Donaldson’s first foray at fullback was a concerted success and will likely be worth another shot, particularly given his goal kicking which yielded 15 points as part of his 25-point haul. Those kinds of numbers were always going to get him the man-of-the-match honours, but he was sound at the back and his work to catch up to Tupou during that dramatic second-half turnover will have also impressed Jones.
“He was awesome. For a young fella, he showed a lot of character, playing 15, he has never played an international game,” Jones said of Donaldson. “He’s been training there the whole year with us and we had confidence in him. I’m proud of these young boys but it’s just a start.”
The Georgians, meanwhile, deserve credit for a performance they will look to build on, and one that got significantly better after halftime. Had Niniashvili’s ball not found Tupou midway through the second half, they may well have really made things uncomfortable for the Wallabies, and they have certainly evolved their game to the point where they can put both of Fiji and Wales under some pressure in the coming weeks.

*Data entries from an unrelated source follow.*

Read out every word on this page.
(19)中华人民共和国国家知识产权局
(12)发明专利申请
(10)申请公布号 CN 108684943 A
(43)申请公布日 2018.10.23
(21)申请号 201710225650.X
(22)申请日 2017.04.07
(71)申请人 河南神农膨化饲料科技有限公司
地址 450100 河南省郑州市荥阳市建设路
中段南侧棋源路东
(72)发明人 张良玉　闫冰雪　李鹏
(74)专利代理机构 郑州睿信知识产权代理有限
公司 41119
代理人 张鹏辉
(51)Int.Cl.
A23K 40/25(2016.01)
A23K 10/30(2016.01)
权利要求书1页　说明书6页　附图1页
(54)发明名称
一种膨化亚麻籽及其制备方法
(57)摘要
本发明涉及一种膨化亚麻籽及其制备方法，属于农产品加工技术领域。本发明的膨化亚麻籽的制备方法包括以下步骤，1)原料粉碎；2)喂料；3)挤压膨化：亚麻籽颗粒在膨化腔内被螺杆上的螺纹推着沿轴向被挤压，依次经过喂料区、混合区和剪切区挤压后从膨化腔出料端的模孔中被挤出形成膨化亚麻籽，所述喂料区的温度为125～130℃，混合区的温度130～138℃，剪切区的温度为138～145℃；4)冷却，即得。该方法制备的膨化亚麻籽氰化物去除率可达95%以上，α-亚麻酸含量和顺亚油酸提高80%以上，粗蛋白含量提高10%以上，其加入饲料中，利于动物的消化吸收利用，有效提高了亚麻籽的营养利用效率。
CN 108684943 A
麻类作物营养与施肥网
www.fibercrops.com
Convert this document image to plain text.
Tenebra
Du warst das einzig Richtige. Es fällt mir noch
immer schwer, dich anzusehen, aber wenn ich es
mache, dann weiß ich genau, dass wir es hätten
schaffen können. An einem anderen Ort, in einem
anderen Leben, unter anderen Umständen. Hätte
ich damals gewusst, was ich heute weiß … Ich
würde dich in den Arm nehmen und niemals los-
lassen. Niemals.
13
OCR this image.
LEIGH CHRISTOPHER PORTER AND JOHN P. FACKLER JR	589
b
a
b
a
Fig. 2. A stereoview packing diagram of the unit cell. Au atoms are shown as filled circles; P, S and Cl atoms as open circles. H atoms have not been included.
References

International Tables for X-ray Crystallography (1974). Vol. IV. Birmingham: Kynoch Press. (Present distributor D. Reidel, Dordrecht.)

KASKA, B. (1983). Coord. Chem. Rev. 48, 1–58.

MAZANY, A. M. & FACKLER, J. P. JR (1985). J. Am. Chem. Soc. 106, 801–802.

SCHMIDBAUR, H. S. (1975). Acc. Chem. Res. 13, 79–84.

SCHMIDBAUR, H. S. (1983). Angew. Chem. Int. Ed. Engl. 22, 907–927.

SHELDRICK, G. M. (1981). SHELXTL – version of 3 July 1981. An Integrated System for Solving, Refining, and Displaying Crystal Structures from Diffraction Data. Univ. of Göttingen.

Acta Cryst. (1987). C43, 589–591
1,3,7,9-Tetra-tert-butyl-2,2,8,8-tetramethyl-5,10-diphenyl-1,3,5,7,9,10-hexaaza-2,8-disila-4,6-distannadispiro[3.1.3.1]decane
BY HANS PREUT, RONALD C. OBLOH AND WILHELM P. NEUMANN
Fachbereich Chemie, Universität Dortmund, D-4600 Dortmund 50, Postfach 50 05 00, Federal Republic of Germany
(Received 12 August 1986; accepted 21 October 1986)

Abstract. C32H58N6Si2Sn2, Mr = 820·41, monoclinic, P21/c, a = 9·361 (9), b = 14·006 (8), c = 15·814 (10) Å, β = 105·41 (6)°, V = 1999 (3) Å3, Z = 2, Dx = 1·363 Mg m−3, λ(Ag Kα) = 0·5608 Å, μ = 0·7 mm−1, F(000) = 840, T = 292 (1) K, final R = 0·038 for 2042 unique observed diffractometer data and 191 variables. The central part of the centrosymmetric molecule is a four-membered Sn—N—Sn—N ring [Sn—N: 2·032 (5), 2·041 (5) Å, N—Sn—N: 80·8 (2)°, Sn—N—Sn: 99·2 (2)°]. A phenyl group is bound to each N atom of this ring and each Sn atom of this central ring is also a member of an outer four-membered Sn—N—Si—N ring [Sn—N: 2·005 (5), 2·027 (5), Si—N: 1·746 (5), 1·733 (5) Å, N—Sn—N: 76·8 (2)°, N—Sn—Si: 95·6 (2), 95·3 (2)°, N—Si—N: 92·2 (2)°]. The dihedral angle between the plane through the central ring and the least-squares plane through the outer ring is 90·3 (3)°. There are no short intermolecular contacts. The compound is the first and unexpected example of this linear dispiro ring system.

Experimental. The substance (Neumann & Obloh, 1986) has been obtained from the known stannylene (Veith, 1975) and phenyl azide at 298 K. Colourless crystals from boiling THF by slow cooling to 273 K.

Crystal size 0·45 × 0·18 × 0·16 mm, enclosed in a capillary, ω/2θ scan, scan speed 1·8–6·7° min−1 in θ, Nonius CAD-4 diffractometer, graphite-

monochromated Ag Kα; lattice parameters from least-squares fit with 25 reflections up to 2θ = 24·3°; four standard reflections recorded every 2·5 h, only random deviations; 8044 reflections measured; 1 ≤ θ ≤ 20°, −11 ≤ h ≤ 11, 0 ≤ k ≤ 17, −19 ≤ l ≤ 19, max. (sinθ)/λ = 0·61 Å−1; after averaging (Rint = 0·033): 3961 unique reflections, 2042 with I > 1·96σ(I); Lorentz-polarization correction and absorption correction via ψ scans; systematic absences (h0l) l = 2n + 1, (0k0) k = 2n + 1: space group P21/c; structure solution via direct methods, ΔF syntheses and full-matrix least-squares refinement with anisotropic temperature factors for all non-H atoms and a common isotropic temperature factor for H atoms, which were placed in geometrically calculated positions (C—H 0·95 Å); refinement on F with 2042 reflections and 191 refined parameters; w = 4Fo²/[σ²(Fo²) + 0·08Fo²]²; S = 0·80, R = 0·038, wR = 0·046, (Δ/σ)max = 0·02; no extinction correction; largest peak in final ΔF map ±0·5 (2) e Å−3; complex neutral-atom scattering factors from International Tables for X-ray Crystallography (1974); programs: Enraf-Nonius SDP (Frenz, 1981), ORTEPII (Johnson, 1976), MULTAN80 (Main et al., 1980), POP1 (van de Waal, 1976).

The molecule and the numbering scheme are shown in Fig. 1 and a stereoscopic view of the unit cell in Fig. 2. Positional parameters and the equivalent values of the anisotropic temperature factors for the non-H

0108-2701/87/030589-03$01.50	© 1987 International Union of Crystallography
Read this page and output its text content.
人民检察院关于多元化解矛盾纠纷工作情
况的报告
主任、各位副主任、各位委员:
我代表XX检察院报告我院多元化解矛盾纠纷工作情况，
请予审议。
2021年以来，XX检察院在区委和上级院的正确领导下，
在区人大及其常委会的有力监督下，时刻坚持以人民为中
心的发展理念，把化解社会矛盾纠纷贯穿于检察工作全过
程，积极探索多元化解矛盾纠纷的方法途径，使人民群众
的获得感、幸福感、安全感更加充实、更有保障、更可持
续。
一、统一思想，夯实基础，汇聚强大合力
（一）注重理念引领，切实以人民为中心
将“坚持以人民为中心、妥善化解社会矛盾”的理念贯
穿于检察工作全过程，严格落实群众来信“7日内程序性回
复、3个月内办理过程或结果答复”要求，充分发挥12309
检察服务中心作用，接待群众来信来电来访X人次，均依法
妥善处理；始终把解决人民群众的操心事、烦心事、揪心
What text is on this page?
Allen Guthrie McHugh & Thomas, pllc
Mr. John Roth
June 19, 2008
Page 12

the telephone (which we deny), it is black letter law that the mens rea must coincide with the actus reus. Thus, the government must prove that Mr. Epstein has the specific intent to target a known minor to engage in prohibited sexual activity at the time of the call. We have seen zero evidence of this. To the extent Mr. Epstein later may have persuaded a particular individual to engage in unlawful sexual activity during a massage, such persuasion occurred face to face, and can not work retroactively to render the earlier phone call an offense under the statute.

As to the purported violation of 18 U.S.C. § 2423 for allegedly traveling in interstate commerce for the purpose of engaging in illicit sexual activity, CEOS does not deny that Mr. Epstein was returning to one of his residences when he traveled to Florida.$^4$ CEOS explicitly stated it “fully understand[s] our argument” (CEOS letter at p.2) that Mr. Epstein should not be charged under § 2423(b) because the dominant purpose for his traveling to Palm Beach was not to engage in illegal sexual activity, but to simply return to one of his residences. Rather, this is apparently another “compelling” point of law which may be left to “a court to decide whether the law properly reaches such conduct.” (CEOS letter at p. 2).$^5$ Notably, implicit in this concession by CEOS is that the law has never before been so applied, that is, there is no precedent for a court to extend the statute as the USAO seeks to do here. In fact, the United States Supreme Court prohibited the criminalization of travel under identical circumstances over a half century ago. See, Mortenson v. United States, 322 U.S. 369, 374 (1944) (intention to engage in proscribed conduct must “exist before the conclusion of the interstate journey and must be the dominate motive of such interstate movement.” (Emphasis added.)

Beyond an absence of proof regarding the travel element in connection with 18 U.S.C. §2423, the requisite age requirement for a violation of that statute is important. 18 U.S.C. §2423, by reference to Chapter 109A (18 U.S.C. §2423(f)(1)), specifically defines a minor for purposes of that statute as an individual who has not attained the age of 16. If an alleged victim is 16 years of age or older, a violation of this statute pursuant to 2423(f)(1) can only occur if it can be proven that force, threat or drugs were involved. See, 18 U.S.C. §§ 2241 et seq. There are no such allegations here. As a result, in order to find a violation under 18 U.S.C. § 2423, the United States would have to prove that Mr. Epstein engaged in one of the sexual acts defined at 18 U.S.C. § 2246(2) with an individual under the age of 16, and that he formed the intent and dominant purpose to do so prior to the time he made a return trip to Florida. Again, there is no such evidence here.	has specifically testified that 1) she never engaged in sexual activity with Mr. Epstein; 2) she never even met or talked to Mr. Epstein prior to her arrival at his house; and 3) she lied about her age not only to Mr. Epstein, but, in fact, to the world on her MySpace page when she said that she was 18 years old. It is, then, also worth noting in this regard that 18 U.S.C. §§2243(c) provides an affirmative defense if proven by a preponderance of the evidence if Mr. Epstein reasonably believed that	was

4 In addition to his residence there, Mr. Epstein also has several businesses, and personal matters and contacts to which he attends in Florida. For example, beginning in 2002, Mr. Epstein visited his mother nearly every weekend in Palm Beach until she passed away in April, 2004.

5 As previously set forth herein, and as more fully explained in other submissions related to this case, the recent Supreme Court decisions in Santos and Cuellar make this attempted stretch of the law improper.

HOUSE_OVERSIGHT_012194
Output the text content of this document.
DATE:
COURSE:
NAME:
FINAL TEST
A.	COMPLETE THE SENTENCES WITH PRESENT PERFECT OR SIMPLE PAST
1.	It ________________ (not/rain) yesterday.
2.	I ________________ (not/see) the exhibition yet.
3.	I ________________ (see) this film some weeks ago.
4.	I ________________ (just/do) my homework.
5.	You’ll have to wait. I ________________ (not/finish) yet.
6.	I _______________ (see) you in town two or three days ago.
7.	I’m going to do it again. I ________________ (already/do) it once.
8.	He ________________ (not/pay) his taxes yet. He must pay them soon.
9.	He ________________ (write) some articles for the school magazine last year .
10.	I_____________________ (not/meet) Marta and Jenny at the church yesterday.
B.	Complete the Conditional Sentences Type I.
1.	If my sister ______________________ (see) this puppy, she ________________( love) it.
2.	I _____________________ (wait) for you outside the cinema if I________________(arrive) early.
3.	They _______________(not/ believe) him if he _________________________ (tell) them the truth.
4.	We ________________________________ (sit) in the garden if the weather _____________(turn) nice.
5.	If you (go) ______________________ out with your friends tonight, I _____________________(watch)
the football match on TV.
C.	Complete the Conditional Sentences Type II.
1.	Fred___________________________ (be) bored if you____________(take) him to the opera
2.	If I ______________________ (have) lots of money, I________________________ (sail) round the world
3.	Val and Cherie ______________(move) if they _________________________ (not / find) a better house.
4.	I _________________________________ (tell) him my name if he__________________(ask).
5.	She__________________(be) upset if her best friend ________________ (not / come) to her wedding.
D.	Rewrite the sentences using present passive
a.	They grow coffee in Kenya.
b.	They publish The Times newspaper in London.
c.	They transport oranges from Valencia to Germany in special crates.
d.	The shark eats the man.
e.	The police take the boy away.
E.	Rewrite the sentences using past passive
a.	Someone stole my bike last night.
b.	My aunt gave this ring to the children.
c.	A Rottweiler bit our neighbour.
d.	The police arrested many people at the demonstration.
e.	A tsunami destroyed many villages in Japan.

Australia, meanwhile, have the win they so badly needed. While Jones rejected the notion that it would breed a new wave of confidence within his group — he said that confidence was already there — the value of a maiden Test win for those just starting out on their international careers cannot be understated.
Nor can the fact that this won’t be a result that will have put any of the tournament heavyweights on notice — there is much more improvement still to be found for that to be the case.